ABD, Rusya’yı önceleri Kuzey Atlantik İşbirliği Konseyi, Barış İçin Ortaklık gibi projelere kattıysa da eski Yugoslavya’nın yerine kurulan ülkelerin çatışmasını sona erdirmek amacıyla Kosova’yı, Birleşmiş Milletler’den yetki almadan bombaladığı için Rusya NATO’yu kınadı. O günden sonra da işler adım adım eskiye döndü.
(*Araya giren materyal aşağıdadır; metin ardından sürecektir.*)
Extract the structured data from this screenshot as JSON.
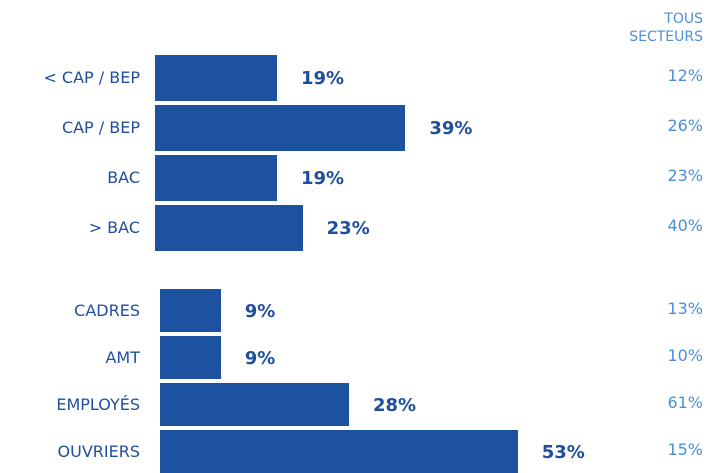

Önce NATO, Rusya ile yakınlaşma ve işbirliği çalışmalarını tamamen durdurmaya karar verdi; kimi zaman oy birliği ile kimi zaman Avrupa ülkelerinin baskısıyla, eski Doğu Avrupa’daki çoğu Varşova Paktı üyesi olan 16 ülkeyi içine alarak genişledi.
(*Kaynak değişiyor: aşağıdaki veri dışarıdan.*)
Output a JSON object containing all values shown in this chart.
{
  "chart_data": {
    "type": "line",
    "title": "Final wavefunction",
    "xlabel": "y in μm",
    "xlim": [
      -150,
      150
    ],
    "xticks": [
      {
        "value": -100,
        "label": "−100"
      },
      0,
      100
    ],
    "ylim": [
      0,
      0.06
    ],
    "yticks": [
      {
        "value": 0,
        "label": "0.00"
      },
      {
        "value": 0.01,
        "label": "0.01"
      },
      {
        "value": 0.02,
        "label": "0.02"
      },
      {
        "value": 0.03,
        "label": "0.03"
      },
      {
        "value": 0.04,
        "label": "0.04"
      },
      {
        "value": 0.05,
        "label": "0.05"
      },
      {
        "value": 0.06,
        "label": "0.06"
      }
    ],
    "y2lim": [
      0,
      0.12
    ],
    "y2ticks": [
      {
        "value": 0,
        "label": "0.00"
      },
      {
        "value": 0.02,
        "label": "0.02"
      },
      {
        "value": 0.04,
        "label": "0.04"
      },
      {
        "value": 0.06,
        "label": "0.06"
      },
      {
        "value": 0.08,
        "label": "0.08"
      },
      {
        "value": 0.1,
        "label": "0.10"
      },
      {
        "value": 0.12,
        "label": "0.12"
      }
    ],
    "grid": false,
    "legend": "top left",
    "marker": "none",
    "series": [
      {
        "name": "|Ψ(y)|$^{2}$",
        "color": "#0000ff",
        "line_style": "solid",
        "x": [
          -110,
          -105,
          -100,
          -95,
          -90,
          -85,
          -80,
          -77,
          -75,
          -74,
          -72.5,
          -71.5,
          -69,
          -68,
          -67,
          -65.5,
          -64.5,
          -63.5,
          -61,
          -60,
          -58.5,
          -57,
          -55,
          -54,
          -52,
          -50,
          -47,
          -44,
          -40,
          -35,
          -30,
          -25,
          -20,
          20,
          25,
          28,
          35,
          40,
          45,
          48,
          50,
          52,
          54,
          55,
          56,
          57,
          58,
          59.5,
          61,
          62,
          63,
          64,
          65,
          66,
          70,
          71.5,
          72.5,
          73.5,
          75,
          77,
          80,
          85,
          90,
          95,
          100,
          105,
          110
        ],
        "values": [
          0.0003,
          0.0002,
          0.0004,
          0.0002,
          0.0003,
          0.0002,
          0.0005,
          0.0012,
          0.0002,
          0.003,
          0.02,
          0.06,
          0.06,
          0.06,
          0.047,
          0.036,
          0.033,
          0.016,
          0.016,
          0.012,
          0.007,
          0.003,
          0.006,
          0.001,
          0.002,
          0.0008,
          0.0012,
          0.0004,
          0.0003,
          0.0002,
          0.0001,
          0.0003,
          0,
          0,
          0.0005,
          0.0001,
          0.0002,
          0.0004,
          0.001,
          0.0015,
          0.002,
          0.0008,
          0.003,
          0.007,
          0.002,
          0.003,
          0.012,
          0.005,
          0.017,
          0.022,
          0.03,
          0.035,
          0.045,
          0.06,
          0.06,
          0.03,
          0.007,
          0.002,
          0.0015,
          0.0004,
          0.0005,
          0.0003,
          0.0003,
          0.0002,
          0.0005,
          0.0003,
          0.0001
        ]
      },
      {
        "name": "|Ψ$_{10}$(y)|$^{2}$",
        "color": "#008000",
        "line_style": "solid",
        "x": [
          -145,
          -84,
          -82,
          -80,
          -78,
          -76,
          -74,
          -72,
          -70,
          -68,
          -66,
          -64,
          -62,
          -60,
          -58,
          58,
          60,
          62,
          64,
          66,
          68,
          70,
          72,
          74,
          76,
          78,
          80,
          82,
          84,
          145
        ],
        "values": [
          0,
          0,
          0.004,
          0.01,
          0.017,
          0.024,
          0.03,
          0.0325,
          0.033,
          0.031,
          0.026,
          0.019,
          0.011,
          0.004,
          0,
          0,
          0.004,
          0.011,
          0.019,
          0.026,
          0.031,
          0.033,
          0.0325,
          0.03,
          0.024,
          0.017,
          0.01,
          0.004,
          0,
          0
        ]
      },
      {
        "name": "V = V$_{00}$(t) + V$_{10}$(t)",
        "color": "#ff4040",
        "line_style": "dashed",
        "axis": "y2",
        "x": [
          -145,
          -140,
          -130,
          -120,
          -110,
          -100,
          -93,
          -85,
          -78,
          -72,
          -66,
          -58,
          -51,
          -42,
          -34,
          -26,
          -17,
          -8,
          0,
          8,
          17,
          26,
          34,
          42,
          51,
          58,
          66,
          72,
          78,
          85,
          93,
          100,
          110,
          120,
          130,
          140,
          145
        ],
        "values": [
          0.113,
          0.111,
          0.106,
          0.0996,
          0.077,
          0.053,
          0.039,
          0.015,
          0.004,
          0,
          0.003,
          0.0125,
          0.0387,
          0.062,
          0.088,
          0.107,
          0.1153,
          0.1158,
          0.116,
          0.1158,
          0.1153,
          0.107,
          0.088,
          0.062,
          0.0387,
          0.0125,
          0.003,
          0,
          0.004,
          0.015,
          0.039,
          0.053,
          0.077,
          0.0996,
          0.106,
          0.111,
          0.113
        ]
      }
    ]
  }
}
Bugün sona eren NATO liderler zirvesi ise, İttifak’ın Ukrayna-Rusya çatışmasına katılıp katılmayacağı noktasında yeni bir aşamaya evrilmek üzere olduğunu gösteriyor. Ukrayna’daki vekalet savaşı, ABD ile Rusya arasındaki “ezeli” çekişmenin sıcak savaşa, hatta bir nükleer soykırımına dönüşme istidadının “ebedi” olduğu algısını iyice pekiştirdi. Ukrayna lideri Volodimir Zelenskiy’nin zirveye davet edilerek liderlere alkışlar arasında yaptığı çağrı; “Atlantik” ittifakı zirvesinin adeta bir Asya Pasifik ittifakıymış gibi, Avustralya, Japonya, Güney Kore ve Yeni Zelanda ile toplantılar yapması, 75. yılını kutlayan NATO’nun 76’ncı yılına nasıl bir kimlikle gireceği sorusunu ortaya atıyor.
Cumhurbaşkanı Erdoğan’ın, NATO’nun Ukrayna’ya F-16 savaş uçaklarını vermesinin, sadece Ukrayna ile Rusya arasında bir ateşkes ihtimalini yok etmekle kalmayacağı, bunun çok daha ilerisine geçerek, NATO-Rusya çatışması ihtimalini yaratacağı uyarısının Washington’da ne ölçüde işiten, ne ölçüde sağır kulaklara ulaştığını yakında göreceğiz.
ABD, yumuşak güç denilen sihirli kavramı unutalı çok oldu. İstanbul’da müzakere masasına oturmasına bir adım kalan Ukrayna’yı, bu adımı atmaktan alıkoyan ABD, şimdi “olmayacak bir duaya Amin demek” anlamına gelen Rusya’yı Ukrayna üzerinden bir Avrupa savaşına çekmeye çalışıyor. Putin’in Sovyetleri yeniden yaratma hayaline kapıldığını söylemek, Biden’ın gerçeklerle arasında bir takım engeller oluştuğunu gösteriyor. Bununla Biden’ın bunadığı iddialarını tekrar etmiş olmuyorum. Biden Yönetimi’nin George Bush’tan miras kalan NeoCon çeteye tamamen teslim olmuş olduğunu ifade ediyorum.
Amerika bir an önce kendi ulusal çıkarlarını fark etmeli, gerçeğe geri dönmeli ve Rusya ile dolaylı da olsa, bölgesel de olsa, sınırlı da olsa hiçbir şekilde çatışmaya girmemelidir. Böyle bir ihtimali karşı çıkan Türkiye’nin uyarısını dikkate almamak, NATO’nun 76. yılını kutlayamaması ile sonuçlanabilir.